While it's hardly certain Greenberg's departure will come as a result of AIG's current difficulties or that his exit would reassure – as opposed to rock -- investors, observers said efforts to settle the investigations quickly would be the best route for the 85-year-old company.
Some corporate governance reform at AIG wouldn't hurt either, they said.
Rob Haines, an analyst at independent research firm CreditSights, predicted that Spitzer will call for an industrywide pact with insurance firms including AIG. The company, he said, may have to pay as much as $2 billion to make its current problems – and any future issues likely to crop up -- go away.
Given AIG's $678 billion in assets, $9.3 billion in net income – $2.5 billion in the third quarter alone – and $71 billion in shareholder equity, this type of fine would have little impact on the company's balance sheet, he said.
And while corporate governance gurus are not yet calling for Hank Greenberg's head, they are urging AIG to strengthen its board so it can better serve as counterweight against his enormous influence.
"Greenberg is part of the old breed; the last of the pre-Enron CEOs, the dominant CEO who runs everything, including his own board," said Nell Minow, editor and corporate governance expert at The Corporate Library.
"And we know what a risk factor that is.

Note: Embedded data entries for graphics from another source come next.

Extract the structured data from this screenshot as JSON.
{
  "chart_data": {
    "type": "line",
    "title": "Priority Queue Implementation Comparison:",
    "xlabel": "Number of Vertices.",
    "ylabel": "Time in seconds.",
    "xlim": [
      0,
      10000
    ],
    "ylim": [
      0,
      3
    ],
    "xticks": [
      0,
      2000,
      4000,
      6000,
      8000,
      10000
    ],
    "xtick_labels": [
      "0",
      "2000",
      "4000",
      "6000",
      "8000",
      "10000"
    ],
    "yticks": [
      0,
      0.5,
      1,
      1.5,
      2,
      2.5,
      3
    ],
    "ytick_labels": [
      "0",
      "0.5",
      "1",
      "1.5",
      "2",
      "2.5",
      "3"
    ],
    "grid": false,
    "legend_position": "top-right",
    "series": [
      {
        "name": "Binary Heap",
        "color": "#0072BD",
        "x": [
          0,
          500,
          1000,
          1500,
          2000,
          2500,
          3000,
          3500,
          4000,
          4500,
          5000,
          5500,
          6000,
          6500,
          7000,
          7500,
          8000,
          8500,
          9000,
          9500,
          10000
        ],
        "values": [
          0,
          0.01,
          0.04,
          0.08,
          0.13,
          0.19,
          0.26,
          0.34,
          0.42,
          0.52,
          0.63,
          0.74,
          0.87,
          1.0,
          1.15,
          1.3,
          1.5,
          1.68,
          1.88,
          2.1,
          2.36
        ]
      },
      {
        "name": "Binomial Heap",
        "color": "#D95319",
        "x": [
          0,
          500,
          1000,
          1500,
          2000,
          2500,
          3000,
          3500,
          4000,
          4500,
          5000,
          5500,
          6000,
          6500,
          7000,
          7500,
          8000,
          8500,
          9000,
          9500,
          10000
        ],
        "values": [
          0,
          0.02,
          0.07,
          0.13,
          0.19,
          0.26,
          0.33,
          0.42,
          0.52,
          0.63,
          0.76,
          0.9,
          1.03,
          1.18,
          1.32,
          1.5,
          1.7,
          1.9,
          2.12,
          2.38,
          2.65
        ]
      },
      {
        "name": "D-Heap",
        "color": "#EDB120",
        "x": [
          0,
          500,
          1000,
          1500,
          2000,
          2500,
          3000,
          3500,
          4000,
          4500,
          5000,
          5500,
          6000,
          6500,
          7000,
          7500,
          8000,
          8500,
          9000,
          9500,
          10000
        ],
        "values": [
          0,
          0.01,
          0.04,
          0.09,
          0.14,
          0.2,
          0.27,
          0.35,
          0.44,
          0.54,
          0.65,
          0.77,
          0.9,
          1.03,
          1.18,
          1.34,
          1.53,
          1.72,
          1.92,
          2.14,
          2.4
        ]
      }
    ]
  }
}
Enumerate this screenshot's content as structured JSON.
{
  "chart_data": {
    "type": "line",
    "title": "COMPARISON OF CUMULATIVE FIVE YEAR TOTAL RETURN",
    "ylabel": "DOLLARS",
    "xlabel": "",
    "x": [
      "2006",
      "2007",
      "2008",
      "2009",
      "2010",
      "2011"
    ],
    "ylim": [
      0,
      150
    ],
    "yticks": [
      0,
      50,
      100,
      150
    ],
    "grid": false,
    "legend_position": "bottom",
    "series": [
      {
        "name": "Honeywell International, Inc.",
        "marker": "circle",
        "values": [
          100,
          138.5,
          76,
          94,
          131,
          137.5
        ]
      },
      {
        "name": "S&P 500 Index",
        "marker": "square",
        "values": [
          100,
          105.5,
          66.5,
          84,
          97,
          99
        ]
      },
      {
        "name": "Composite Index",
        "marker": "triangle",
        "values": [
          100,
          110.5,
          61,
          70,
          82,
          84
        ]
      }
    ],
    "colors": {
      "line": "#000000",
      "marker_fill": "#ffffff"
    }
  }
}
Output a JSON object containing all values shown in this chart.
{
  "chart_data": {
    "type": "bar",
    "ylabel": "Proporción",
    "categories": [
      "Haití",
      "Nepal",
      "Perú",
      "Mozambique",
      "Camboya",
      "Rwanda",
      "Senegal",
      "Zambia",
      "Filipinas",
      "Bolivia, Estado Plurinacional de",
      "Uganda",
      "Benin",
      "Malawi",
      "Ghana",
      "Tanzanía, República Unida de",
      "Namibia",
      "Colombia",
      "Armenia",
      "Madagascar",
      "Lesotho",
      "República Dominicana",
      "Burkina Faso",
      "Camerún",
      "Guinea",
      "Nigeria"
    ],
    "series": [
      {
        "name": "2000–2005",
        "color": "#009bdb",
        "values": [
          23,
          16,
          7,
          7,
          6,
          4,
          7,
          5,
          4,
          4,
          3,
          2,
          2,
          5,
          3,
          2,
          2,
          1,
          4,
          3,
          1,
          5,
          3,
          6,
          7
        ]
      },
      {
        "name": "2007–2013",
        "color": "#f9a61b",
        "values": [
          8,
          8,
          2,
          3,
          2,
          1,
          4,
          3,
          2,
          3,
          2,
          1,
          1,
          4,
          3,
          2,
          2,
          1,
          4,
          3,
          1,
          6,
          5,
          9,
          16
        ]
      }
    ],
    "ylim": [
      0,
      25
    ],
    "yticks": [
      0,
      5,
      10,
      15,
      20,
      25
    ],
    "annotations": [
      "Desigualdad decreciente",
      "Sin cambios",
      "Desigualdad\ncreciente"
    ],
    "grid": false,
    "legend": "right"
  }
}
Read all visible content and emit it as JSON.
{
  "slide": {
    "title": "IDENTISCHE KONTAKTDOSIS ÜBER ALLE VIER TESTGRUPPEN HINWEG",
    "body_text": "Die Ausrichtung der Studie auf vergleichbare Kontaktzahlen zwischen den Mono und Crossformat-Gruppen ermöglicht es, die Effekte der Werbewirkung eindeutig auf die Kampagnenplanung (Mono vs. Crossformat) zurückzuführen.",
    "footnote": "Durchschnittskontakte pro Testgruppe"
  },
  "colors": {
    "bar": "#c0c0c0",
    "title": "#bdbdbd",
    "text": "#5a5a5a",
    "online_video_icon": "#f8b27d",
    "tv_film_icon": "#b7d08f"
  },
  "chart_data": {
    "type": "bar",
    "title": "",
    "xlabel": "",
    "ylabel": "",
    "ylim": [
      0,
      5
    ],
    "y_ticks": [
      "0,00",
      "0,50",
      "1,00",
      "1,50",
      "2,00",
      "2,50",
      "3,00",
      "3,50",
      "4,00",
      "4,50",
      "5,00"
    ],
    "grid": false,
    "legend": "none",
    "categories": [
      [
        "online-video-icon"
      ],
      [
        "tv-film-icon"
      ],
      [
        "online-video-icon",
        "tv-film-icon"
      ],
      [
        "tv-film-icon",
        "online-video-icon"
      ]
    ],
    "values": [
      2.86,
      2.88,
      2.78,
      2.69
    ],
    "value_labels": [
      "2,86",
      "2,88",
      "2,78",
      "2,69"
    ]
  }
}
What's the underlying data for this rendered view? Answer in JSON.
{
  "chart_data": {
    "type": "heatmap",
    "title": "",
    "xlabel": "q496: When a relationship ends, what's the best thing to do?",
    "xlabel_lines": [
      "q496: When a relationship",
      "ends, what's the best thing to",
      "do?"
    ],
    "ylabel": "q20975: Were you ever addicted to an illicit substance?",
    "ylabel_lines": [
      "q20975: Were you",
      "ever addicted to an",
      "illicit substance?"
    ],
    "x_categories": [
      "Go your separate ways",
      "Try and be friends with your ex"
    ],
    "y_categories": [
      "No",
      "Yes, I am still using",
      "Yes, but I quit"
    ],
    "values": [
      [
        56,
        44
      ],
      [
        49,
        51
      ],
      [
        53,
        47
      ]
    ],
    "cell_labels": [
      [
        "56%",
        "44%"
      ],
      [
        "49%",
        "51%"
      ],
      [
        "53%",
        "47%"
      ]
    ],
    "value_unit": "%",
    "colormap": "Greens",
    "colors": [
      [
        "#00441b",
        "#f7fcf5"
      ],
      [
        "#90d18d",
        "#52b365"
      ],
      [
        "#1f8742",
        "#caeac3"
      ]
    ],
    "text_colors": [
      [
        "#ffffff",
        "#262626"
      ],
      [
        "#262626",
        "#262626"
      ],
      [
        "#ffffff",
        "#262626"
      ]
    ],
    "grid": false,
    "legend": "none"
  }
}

It produces the kinds of problems that we are seeing at AIG: failures of integrity and financial reporting."
The irony, she added, is that AIG is one of the largest providers of director and liability insurance in the world, so the company well knows what kinds of risk bad corporate governance can mean.
"It's just a classic case of the physician needing to heal himself," she said.
AIG, for its part, points out that nine of its 15 directors are so-called independent, or "outside" directors. It intends to seek a "prompt" resolution of outstanding issues with the SEC and the Justice Department, and has "cooperated fully" with Spitzer's investigation. AIG declined further comment on whether Greenberg would step down.
Still, the recent groundswell of criticism and calls for reform in the industry may, in the end, take their toll on Hank Greenberg.
"This has got to be a huge distraction," CreditSights' Haines pointed out. "This is not what he wants to be focusing on in the twilight of his career. Like Sandy (Weill), he'll just become exhausted. It's inevitable."